Disorder and disease
Intrinsically unstructured proteins have been implicated in a number of diseases. Aggregation of misfolded proteins is the cause of many synucleinopathies and toxicity as those proteins start binding to each other randomly and can lead to cancer or cardiovascular diseases. Thereby, misfolding can happen spontaneously because millions of copies of proteins are made during the lifetime of an organism. The aggregation of the intrinsically unstructured protein α-Synuclein is thought to be responsible. The structural flexibility of this protein together with its susceptibility to modification in the cell leads to misfolding and aggregation. Genetics, oxidative and nitrative stress as well as mitochondrial impairment impact the structural flexibility of the unstructured α-Synuclein protein and associated disease mechanisms. Many key oncogenes have large intrinsically unstructured regions, for example p53 and BRCA1. These regions of the proteins are responsible for mediating many of their interactions. Taking the cell's native defense mechanisms as a model drugs can be developed, trying to block the place of noxious substrates and inhibiting them, and thus counteracting the disease.
Computer simulations
Structural and dynamical properties of intrinsically unstructured proteins are being studied by molecular dynamics simulations.
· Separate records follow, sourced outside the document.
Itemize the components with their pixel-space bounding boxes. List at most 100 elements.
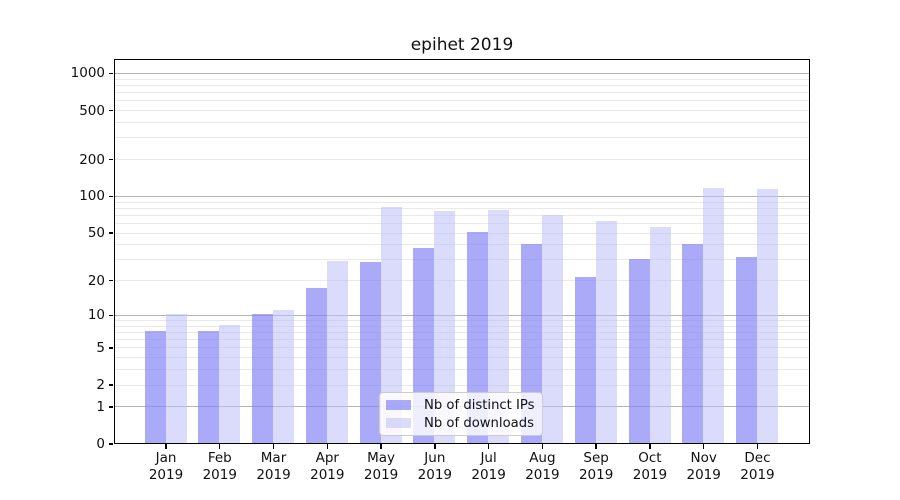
y-tick-label: 50 <box>87 225 105 242</box>
x-tick-label: Nov 2019 <box>672 450 736 483</box>
chart-title: epihet 2019 <box>410 35 514 55</box>
x-tick-month: Feb <box>207 450 232 466</box>
x-tick-mark <box>756 444 759 449</box>
y-tick-label: 200 <box>79 151 105 168</box>
y-gridline-minor <box>115 201 809 203</box>
x-tick-year: 2019 <box>740 466 775 483</box>
x-tick-month: Jul <box>480 450 497 466</box>
plot-area <box>114 59 810 444</box>
y-gridline-minor <box>115 122 809 124</box>
bar-distinct-ips <box>144 331 166 443</box>
legend-item-distinct-ips: Nb of distinct IPs <box>386 396 535 414</box>
y-gridline-minor <box>115 384 809 386</box>
y-gridline-minor <box>115 100 809 102</box>
y-gridline-minor <box>115 92 809 94</box>
x-tick-year: 2019 <box>632 466 668 483</box>
x-tick-year: 2019 <box>417 466 453 483</box>
y-gridline-minor <box>115 244 809 246</box>
y-tick-mark <box>109 158 113 161</box>
y-tick-mark <box>109 443 113 445</box>
y-gridline-minor <box>115 332 809 334</box>
y-gridline-minor <box>115 110 809 112</box>
bar-downloads <box>649 227 671 443</box>
bar-downloads <box>380 207 402 443</box>
x-tick-month: Sep <box>583 450 609 466</box>
x-tick-mark <box>219 444 221 449</box>
y-gridline-major <box>115 73 809 75</box>
x-tick-mark <box>272 444 275 449</box>
x-tick-month: Nov <box>690 450 717 466</box>
x-tick-month: Apr <box>315 450 339 466</box>
y-gridline-minor <box>115 357 809 359</box>
bar-downloads <box>165 314 187 443</box>
bar-distinct-ips <box>467 232 489 443</box>
y-tick-label: 1000 <box>70 65 105 82</box>
x-tick-year: 2019 <box>202 466 237 483</box>
x-tick-label: Jun 2019 <box>403 450 467 483</box>
bar-distinct-ips <box>359 262 381 443</box>
x-tick-label: Dec 2019 <box>725 450 789 483</box>
x-tick-month: Aug <box>529 450 556 466</box>
y-tick-mark <box>109 72 113 75</box>
y-tick-label: 0 <box>96 436 105 452</box>
legend-label-distinct-ips: Nb of distinct IPs <box>424 397 535 413</box>
x-tick-year: 2019 <box>310 466 345 483</box>
x-tick-month: Jan <box>155 450 177 466</box>
y-gridline-minor <box>115 78 809 80</box>
bar-distinct-ips <box>252 314 274 443</box>
bar-downloads <box>219 325 241 443</box>
x-tick-year: 2019 <box>525 466 560 483</box>
legend: Nb of distinct IPs Nb of downloads <box>379 392 543 436</box>
x-tick-year: 2019 <box>256 466 291 483</box>
x-tick-mark <box>380 444 382 449</box>
x-tick-mark <box>649 444 651 449</box>
bar-distinct-ips <box>198 331 220 443</box>
x-tick-month: Jun <box>424 450 446 466</box>
y-tick-mark <box>109 314 113 317</box>
y-gridline-major <box>115 314 809 316</box>
y-gridline-minor <box>115 137 809 139</box>
y-gridline-minor <box>115 369 809 371</box>
x-tick-label: Mar 2019 <box>242 450 306 483</box>
y-gridline-minor <box>115 85 809 86</box>
y-tick-mark <box>109 384 113 386</box>
x-tick-year: 2019 <box>686 466 721 483</box>
y-tick-label: 1 <box>96 398 105 415</box>
x-tick-label: Jan 2019 <box>134 450 198 483</box>
y-gridline-minor <box>115 207 809 209</box>
y-tick-label: 100 <box>79 188 105 205</box>
x-tick-label: May 2019 <box>349 450 413 483</box>
y-tick-mark <box>109 109 113 112</box>
x-tick-label: Apr 2019 <box>295 450 359 483</box>
y-tick-mark <box>109 406 113 408</box>
bar-distinct-ips <box>305 287 327 443</box>
bar-downloads <box>541 215 563 443</box>
x-tick-mark <box>326 444 328 449</box>
x-tick-mark <box>165 444 167 449</box>
bar-downloads <box>703 188 725 443</box>
y-tick-mark <box>109 347 113 349</box>
x-tick-label: Sep 2019 <box>564 450 628 483</box>
y-gridline-minor <box>115 214 809 216</box>
x-tick-month: Mar <box>260 450 287 466</box>
y-tick-label: 20 <box>87 272 105 289</box>
x-tick-mark <box>541 444 544 449</box>
x-tick-label: Aug 2019 <box>510 450 574 483</box>
x-tick-label: Oct 2019 <box>618 450 682 483</box>
bar-distinct-ips <box>736 257 758 443</box>
bar-downloads <box>434 211 456 443</box>
x-tick-month: Dec <box>744 450 771 466</box>
x-tick-label: Feb 2019 <box>188 450 252 483</box>
y-gridline-minor <box>115 232 809 234</box>
x-tick-mark <box>434 444 436 449</box>
y-gridline-major <box>115 196 809 198</box>
x-tick-mark <box>595 444 597 449</box>
x-tick-year: 2019 <box>471 466 506 483</box>
y-gridline-minor <box>115 223 809 225</box>
bar-downloads <box>326 260 348 443</box>
x-tick-year: 2019 <box>363 466 399 483</box>
y-tick-mark <box>109 195 113 198</box>
x-tick-year: 2019 <box>578 466 614 483</box>
y-tick-label: 2 <box>96 377 105 394</box>
y-tick-label: 10 <box>87 307 105 324</box>
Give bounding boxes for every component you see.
Findings from these simulations suggest a highly flexible conformational ensemble of intrinsically disordered proteins at different temperatures which is related to the presence of low free energy barriers.
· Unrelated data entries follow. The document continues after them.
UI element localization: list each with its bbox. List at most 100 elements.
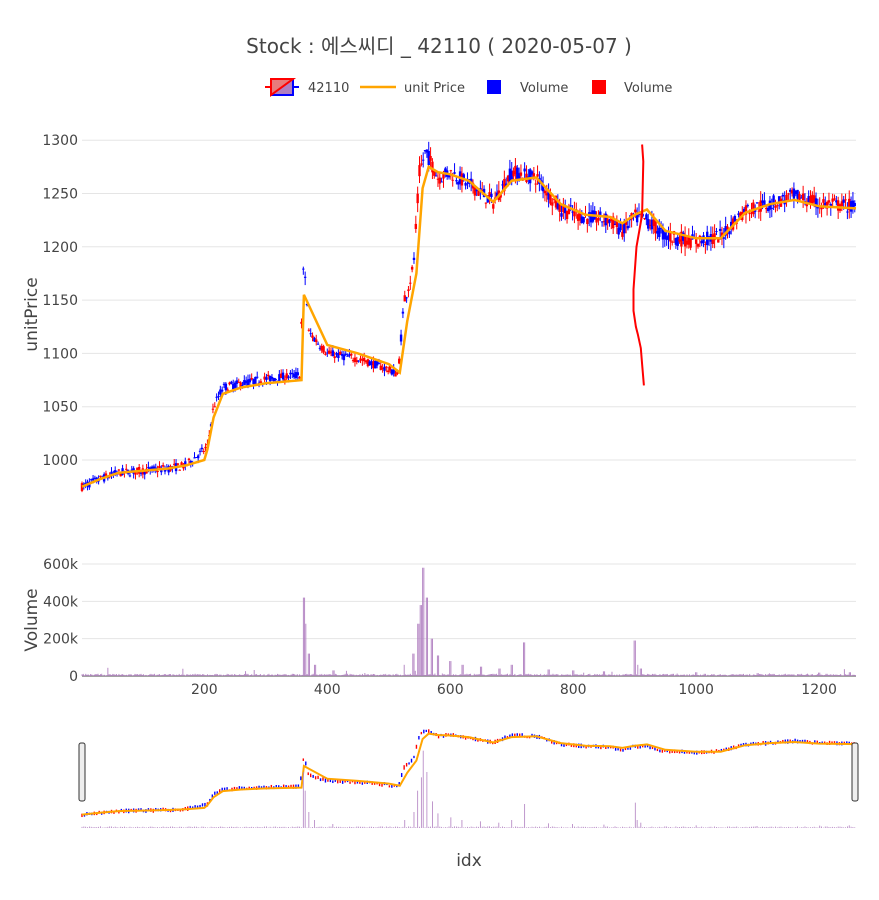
range-slider[interactable] [78, 716, 859, 828]
volume-bar [648, 674, 650, 676]
volume-bar [209, 674, 211, 676]
volume-bar [423, 567, 425, 676]
volume-bar [713, 674, 715, 676]
volume-bar [413, 653, 415, 676]
volume-bar [783, 674, 785, 676]
range-slider-left-handle[interactable] [78, 742, 86, 802]
candle-body [528, 169, 532, 184]
volume-bar [184, 675, 186, 676]
candle-body [250, 377, 253, 380]
volume-bar [327, 674, 329, 676]
volume-bar [525, 673, 527, 676]
price-candles[interactable] [80, 141, 856, 493]
volume-bar [814, 675, 816, 676]
volume-bar [616, 674, 618, 676]
legend: 42110 unit Price Volume Volume [265, 78, 672, 97]
candle-body [748, 213, 751, 215]
volume-bar [369, 675, 371, 676]
volume-bar [417, 623, 419, 676]
volume-bar [451, 675, 453, 676]
volume-bar [202, 674, 203, 676]
volume-bar [306, 674, 308, 676]
candle-body [193, 457, 196, 459]
volume-bar [418, 623, 420, 676]
candle-body [198, 450, 202, 452]
volume-bar [493, 673, 495, 676]
volume-bar [470, 673, 472, 676]
volume-bar [349, 673, 351, 676]
volume-bar [279, 674, 281, 676]
candle-body [204, 446, 207, 449]
candle-body [309, 333, 312, 335]
volume-bar [494, 674, 496, 676]
candle-body [113, 470, 117, 475]
volume-bar [550, 674, 551, 676]
candle-body [433, 170, 436, 176]
volume-bar [326, 674, 328, 676]
candle-body [390, 369, 394, 375]
volume-bar [691, 674, 693, 676]
volume-bar [797, 674, 799, 676]
volume-bar [839, 674, 840, 676]
volume-bar [760, 673, 762, 676]
volume-bar [194, 673, 196, 676]
volume-bar [422, 567, 424, 676]
candle-body [835, 200, 838, 203]
volume-bar [652, 673, 654, 676]
volume-bar [727, 675, 729, 676]
volume-bar [561, 674, 563, 676]
volume-bar [138, 674, 140, 676]
range-slider-right-handle[interactable] [851, 742, 859, 802]
volume-bar [412, 653, 414, 676]
volume-bar [106, 675, 108, 676]
candle-body [156, 471, 159, 473]
volume-bar [204, 675, 206, 676]
volume-bar [311, 674, 313, 676]
volume-bar [429, 674, 431, 676]
volume-bars[interactable] [81, 567, 856, 676]
volume-bar [208, 675, 210, 676]
candle-body [285, 373, 288, 379]
volume-bar [804, 674, 806, 676]
candle-body [346, 355, 349, 357]
legend-item-candle[interactable]: 42110 [265, 78, 349, 97]
legend-item-volume-red[interactable]: Volume [592, 80, 672, 96]
candle-body [392, 369, 395, 374]
volume-bar [278, 674, 280, 676]
volume-bar [387, 674, 389, 676]
volume-bar [455, 674, 457, 676]
candle-body [634, 209, 637, 213]
candle-body [602, 221, 606, 223]
legend-item-unit-price[interactable]: unit Price [360, 81, 465, 96]
volume-bar [333, 670, 335, 676]
volume-bar [226, 673, 228, 676]
volume-bar [97, 673, 99, 676]
candle-body [772, 195, 775, 206]
volume-bar [623, 674, 625, 676]
volume-bar [486, 675, 488, 676]
volume-bar [193, 674, 195, 676]
volume-bar [799, 674, 801, 676]
legend-item-volume-blue[interactable]: Volume [487, 80, 568, 96]
volume-bar [530, 673, 532, 676]
candle-body [503, 178, 506, 192]
volume-bar [318, 674, 320, 676]
candle-body [125, 468, 128, 470]
candle-body [355, 360, 359, 363]
x-tick-label: 200 [191, 682, 218, 698]
candle-body [606, 218, 609, 224]
unit-price-line[interactable] [81, 164, 857, 488]
volume-bar [414, 670, 416, 676]
volume-bar [492, 673, 494, 676]
volume-bar [853, 674, 855, 676]
candle-body [669, 232, 672, 242]
candle-body [680, 231, 683, 247]
candle-body [506, 175, 510, 182]
candle-body [752, 202, 755, 215]
candle-body [733, 215, 737, 222]
candle-body [421, 159, 425, 161]
volume-bar [87, 674, 89, 676]
volume-bar [582, 674, 583, 676]
volume-bar [144, 675, 146, 676]
volume-bar [638, 675, 640, 676]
Effects of confinement have also recently been addressed. For example, these studies suggest that confinement tends to increase the population of turn structures with respect to the population of coils and β-hairpins.
Moreover, various protocols and methods of analyzing IDPs, such as studies based on quantitative analysis of GC content in genes and their respective chromosomal bands, have been used to understand functional IDP segments.
Pioneering IDP research labs
In the last ten years, a great number of laboratories have investigated protein disorders using both experimental (e.g. SAXS-NMR, single-molecule fluorescence) and computational (analysis of protein structure) techniques.